M. Armon1, F. Marra2, D. Rostkier-Edelstein1,3, C. Garfinkel1, O. Adam1, U. Dayan4, Y. Enzel1, E. Morin1
1 The Hebrew University of Jerusalem, Fredy and Nadine Herrmann Institute of Earth Sciences, Jerusalem, Israel
2 National Research Council of Italy, Institute of Atmospheric Sciences and Climate, CNR-ISAC, Bologna 40129, Italy
3 IIBR, Department of Applied Mathematics, Environmental Sciences Division, Ness-Ziona 7410001, Israel
4 The Hebrew University of Jerusalem
Heavy precipitation events (HPEs) in the eastern Mediterranean trigger natural hazards, such as flash floods and urban flooding. However, they also supply critical amounts of fresh water to this desert-bounded region. The impact of global warming on such events is thus vital to the inhabitants of the region. Climate change impact on precipitation is no longer considered only as “wet gets wetter, dry gets drier”, but rather as a complex interaction of multiple factors acting concurrently, which is hard to assess using global climate models. HPEs are poorly represented in such models, leading to large uncertainty in their sensitivity to climate change. Is total rainfall in HPEs decreasing, as projected for the mean annual rainfall?

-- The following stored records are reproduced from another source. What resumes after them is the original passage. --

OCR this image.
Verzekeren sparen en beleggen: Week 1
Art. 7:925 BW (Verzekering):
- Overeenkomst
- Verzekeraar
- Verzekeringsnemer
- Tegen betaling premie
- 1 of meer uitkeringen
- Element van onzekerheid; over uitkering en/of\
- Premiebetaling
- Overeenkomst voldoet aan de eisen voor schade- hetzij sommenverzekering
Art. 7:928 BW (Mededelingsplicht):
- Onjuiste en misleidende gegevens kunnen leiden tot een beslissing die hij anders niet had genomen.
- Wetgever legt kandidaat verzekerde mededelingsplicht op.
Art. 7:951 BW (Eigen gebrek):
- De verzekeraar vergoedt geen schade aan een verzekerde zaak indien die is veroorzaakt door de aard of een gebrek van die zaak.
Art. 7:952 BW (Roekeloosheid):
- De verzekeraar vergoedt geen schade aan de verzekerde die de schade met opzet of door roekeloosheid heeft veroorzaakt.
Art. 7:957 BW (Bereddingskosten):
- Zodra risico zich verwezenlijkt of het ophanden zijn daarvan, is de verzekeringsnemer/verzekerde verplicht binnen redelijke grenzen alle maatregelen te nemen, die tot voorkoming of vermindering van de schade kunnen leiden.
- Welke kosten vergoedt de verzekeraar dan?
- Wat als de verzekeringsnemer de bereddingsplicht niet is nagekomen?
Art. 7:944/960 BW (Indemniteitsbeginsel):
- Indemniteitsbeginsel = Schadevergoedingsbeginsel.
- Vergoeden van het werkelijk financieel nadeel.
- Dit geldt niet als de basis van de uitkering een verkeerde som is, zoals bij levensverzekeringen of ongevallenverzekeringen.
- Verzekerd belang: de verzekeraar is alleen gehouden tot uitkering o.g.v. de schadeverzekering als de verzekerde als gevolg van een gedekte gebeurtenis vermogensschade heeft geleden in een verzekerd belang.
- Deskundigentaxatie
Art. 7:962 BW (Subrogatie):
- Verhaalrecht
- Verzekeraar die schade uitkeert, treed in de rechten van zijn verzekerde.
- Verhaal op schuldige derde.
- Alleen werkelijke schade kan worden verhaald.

Are short duration rain rates decreasing, or rather increasing as expected from higher atmospheric moisture contents? Is the area of storm getting larger or smaller?
To answer these questions, we have identified 41 historical HPEs from a long weather radar record and simulated them using a high resolution (1 km) convection-permitting WRF model under two different “storylines”. The first storyline is the historic scenario, for which simulations were validated with radar data. These results served as a control group for the second storyline, which is the RCP 8.5 scenario. Through this coupled set of simulations, also known as the ‘pseudo global warming’ (PGW) methodology, we can provide plausible future consequences of climate change on precipitation during HPEs.
Our results indicate that HPEs in the future may become much drier (-30% event-based average). They are also spatiotemporally more “concentrated” with shorter durations (-9%), reduced rainy area (-40%), but higher short-duration (10-min) rain rates (+15%). Given the high impact of HPEs on water resources and floods in the area, these results foreshadow the future of the region’s population, and requires action by policymakers.